Arrivato a Lubiana, forte dell’arrivo degli austriaci, lo scaltro sovrano dichiarò invece che la Costituzione gli era stata estorta con la violenza, era pertanto illegittima e la sconfessò.

Era ciò che Metternich attendeva per mettere in azione l’offensiva della Santa Alleanza e sconfiggere i costituzionali napoletani, non privandosi di battute del tipo: E’ la terza volta che metto in piedi Ferdinando il quale ha il malvezzo di ricadere sempre.

Il parlamento napoletano, appena saputo del tradimento del Re,  su iniziativa del generale Guglielmo Pepe, decise di muovere contro lo spiegamento di truppe austriache  che arrivavano dalla Lombardia comandate dal generale Frimont, ma lo scontro fu decisamente impari . Fu facile per il Frimont entrare a Napoli il 20 marzo senza colpo ferire e il Parlamento non poté fare altro che esprimere lo sdegno e scigliersi. Dopo aver tradito a Lubiana, Ferdinando mandò la lista dei nuovi ministri, vendicandosi degli stessi suoi funzionari e, come sottolinea Benedetto Croce, sostituendoli con “ capicamorra e picciuotti di sgarro, illustratisi con delazioni e violenze”.

Durante la reazione furono condannati , tra gli altri il generale Pepe e Cesare Rosaroll, che riuscirono a fuggire, i generali Colletta, Pedrinelli, Colonna, Costa, Arcovito, Russo insieme ai deputati Poerio, Borrelli e Gabriele Pepe.

Ma gli unici due che pagarono più duramente furono il tenente Michele Morelli e Giuseppe Silvati. Dal loro sacrificio trassero forza le successive azioni del 1831-33.

Nel procedere verso il patibolo il 12 settembre 1822, Michele Salvati ricordò i martiri della Repubblica Napoletana del 1799 rinfacciando a Ferdinando tutti i suoi crimini. Fu sepolto in terra sconsacrata per aver rifiutato  i conforti religiosi, dicendo che «voleva andare all’inferno per vedere il re com’era ricevuto».

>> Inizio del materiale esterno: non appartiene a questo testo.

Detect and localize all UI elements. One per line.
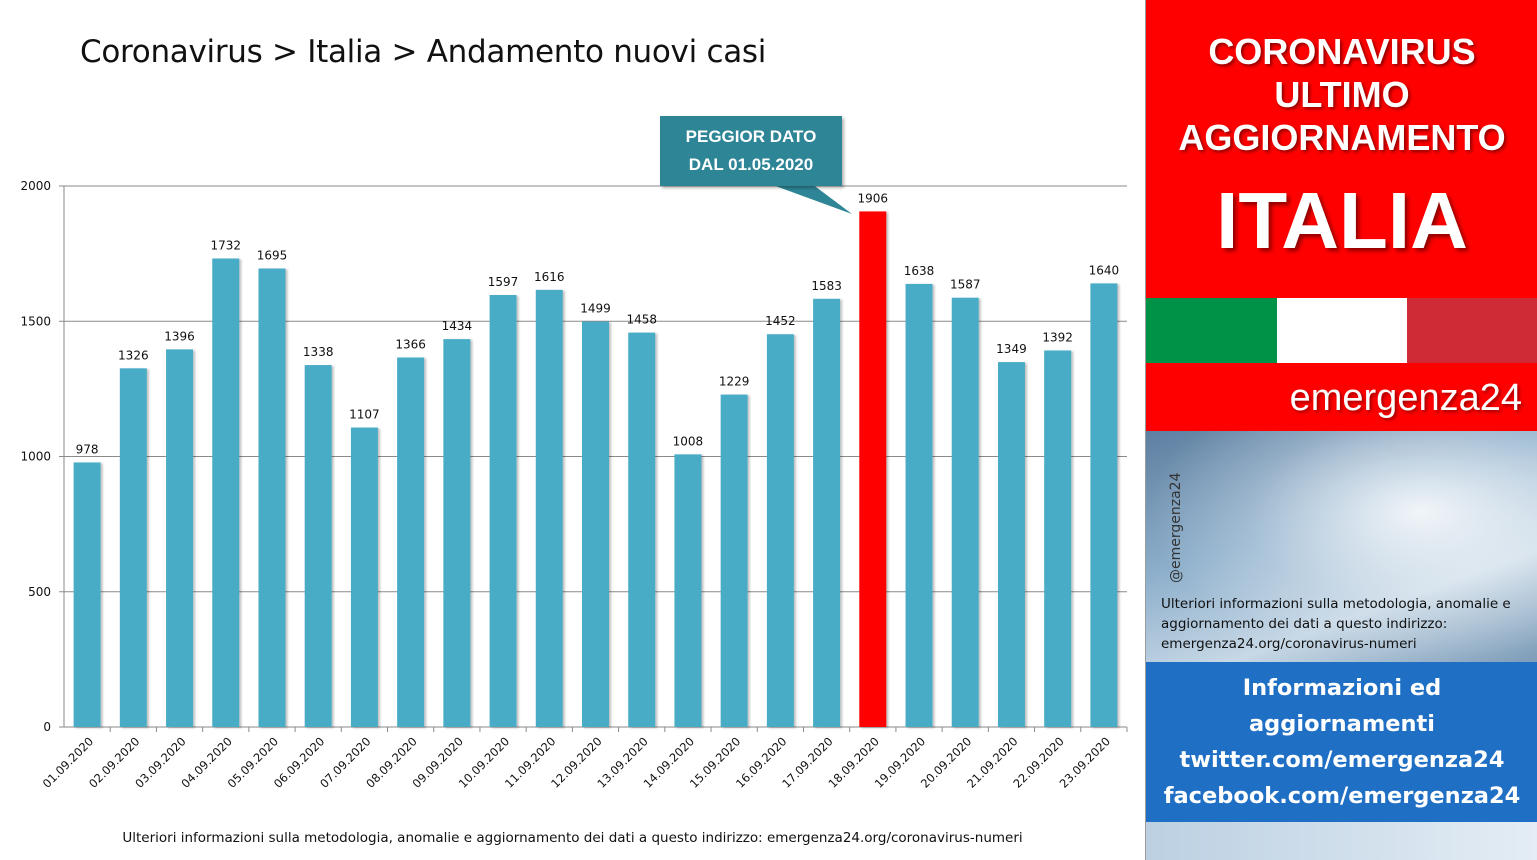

Concludiamo con le parole che dedica allo “ spergiuro “ Ferdinando I il giornalista liberale Indro Montanelli: “...aveva sulla coscienza la vita di migliaia di infelici, morti sulla forca e nelle galere solo per aver voluto un po’ di libertà. Era stato spergiuro . Non aveva conosciuto che disfatte e fughe ignominiose di fronte al nemico. Politicamente, era rimasto fermo alla concezione settecentesca del più retrivo assolutismo. Non aveva fatto che i propri interessi , e più ancora i propri comodi, della regalità prendendosi solo i piaceri. Non aveva saputo che incrementare che l’ignoranza di cui egli stesso era campione.”

Questo uomo, un Re Lazzarone, durante i suoi complessivi 66 anni di regno, aveva condannato al patibolo centinaia di innocenti e ingannato i suoi ufficiali che reclamavano “Libertà e Costituzione”.

Ma il ricordo delle sue vittime è ancora vivo. Michele Morelli e Giuseppe Silvati  furono due giovani ufficiali che rappresentarono il meglio dell’esercito partenopeo , uomini che sono stati , sono e saranno ricordati dai napoletani onesti  per il loro coraggio e l’amore per la libertà.